Il était fréquent qu’à la suite d’une alliance on représentât par des statues ou des médailles les divinités des deux villes se donnant la main. C’est ainsi qu’on a des médailles où nous voyons unis l’Apollon de Milet et le Génie de Smyrne, la Pallas des Sidéens et l’Artémis de Perge, l’Apollon d’Hiérapolis et l’Artémis d’Éphèse. Virgile, parlant d’une alliance entre la Thrace et les Troyens, montre les Pénates des deux peuples unis et associés.
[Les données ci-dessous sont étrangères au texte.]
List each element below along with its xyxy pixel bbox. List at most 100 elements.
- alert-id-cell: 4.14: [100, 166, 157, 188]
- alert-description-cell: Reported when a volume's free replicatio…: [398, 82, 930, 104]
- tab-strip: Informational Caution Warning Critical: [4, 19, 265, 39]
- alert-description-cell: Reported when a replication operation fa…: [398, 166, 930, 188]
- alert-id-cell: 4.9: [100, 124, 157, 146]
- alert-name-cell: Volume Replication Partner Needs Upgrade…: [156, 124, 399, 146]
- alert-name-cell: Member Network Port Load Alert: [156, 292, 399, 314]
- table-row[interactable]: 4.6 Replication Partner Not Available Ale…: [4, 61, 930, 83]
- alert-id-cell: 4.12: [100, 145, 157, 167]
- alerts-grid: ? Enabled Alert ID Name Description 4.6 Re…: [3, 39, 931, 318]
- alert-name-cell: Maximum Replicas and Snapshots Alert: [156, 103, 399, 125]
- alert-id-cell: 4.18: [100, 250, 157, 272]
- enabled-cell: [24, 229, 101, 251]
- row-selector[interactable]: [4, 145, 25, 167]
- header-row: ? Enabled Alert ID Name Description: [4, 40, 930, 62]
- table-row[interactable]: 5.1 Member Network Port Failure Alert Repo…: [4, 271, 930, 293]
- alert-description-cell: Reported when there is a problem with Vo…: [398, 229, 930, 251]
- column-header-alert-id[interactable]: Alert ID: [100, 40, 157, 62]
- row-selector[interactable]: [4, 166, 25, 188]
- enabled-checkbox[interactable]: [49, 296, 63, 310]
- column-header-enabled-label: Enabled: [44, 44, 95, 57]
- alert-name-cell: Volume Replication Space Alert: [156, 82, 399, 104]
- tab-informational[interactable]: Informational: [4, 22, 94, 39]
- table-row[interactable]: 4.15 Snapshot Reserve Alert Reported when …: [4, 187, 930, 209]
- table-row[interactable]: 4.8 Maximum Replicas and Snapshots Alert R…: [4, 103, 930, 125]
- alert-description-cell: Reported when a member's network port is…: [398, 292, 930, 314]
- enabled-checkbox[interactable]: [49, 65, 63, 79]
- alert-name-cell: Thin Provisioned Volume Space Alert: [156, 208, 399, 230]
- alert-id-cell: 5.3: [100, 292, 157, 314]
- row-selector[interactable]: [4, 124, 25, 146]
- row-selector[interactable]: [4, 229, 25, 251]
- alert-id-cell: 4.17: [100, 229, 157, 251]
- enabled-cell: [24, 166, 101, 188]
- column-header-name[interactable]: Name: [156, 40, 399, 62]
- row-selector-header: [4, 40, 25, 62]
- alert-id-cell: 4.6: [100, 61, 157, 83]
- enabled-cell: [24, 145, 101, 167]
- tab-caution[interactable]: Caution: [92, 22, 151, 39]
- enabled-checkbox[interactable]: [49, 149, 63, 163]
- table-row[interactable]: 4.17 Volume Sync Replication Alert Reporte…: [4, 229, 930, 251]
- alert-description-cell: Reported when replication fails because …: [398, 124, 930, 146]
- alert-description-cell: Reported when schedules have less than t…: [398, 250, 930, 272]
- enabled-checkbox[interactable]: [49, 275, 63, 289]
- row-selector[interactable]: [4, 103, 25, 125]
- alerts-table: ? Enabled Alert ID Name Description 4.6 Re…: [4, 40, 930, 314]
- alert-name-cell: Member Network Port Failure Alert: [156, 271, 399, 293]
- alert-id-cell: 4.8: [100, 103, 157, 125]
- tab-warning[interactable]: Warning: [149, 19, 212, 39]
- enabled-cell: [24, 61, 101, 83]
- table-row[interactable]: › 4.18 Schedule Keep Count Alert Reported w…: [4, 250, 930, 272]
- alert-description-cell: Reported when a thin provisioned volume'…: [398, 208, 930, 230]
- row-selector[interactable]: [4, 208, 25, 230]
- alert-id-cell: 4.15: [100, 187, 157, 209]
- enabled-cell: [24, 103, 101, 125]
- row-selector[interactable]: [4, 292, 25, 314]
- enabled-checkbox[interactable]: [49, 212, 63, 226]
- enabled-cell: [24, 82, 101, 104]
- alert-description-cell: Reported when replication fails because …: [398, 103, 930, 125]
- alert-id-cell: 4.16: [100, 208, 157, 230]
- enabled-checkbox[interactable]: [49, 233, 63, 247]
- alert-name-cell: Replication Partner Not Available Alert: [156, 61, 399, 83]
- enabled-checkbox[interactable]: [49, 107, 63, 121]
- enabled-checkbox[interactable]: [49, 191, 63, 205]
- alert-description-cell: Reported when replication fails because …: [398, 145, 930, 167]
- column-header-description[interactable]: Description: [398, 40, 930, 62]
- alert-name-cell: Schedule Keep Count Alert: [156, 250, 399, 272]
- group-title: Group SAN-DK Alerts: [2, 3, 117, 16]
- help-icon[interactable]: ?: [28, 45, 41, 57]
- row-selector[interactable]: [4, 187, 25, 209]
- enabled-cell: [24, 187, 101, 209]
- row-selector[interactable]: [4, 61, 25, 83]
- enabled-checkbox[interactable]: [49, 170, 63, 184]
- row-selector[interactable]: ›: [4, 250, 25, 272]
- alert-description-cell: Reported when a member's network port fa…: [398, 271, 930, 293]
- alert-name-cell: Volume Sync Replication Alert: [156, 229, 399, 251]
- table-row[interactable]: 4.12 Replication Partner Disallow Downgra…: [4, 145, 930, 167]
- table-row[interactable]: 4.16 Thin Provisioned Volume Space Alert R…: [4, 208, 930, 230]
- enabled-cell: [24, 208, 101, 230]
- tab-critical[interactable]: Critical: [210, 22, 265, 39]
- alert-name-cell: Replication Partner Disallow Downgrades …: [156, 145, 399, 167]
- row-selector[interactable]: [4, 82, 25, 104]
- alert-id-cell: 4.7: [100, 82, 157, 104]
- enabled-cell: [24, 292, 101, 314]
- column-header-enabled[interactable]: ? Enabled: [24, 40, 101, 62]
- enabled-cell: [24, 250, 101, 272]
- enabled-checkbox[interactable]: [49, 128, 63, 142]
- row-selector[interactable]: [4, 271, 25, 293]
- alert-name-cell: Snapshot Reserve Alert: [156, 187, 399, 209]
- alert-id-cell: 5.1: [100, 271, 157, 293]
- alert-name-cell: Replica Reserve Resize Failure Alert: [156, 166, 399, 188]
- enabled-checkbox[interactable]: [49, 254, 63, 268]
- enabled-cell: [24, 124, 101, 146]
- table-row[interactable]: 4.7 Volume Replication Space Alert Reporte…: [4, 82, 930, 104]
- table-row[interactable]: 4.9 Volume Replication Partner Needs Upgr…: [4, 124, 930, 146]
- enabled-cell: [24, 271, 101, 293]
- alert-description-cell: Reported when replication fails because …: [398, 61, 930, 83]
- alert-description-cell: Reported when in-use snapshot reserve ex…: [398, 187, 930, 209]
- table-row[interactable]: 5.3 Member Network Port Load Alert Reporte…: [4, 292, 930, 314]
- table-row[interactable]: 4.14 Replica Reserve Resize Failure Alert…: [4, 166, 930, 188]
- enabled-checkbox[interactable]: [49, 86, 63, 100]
Ces coutumes bizarres répondaient parfaitement à l’idée que les anciens se faisaient des dieux. Comme chaque cité avait les siens, il semblait naturel que ces dieux figurassent dans les combats et dans les traités. La guerre ou la paix entre deux villes était la guerre ou la paix entre deux religions. Tout le droit des gens des anciens fut fondé sur ce principe. Quand les dieux étaient ennemis, il y avait guerre sans merci et sans règle ; dès qu’ils étaient amis, les hommes étaient liés entre eux et avaient le sentiment de devoirs réciproques. Si l’on pouvait supposer que les divinités poliades de deux cités eussent quelque motif pour être alliées, c’était assez pour que les deux cités le fussent. La première ville avec laquelle Rome contracta amitié fut Cæré en Étrurie, et Tite-Live en dit la raison : dans le désastre de l’invasion gauloise, les dieux romains avaient trouvé un asile à Cæré ; ils avaient habité cette ville, ils y avaient été adorés ; un lien sacré d’hospitalité s’était ainsi formé entre les dieux romains et la cité étrusque ; dès lors la religion ne permettait pas que les deux villes fussent ennemies ; elles étaient alliées pour toujours[11].

  1. Tite-Live, III, 8 ; VI, 31 ; VII, 22 ; X, 15. Pline, XXXV, 12.
  2. Cic., in Verr., II, 3, 6. Siculus Flaccus, passim. Thucydide, III, 50 et 68.
  3. Tite-Live, I, 38. Plaute, Amphitr., 100-105.
  4. Festus, vis fœdum et fœdus.
  5. En Grèce, ils portaient une couronne. Xénophon, Hell., IV, 7. 3.
  6. Cic., De nat. Deor., III, 19.
  7. Thucydide, II ; V, 18.
  8. Thucydide, V, 23. Plutarque, Thésée, 25. 33.
  9. Tite-Live, VIII, 14.
  10. Pausanias, V, 15.
  11. Tite-Live, V, 50. Aulu-Gelle, XVI, 13.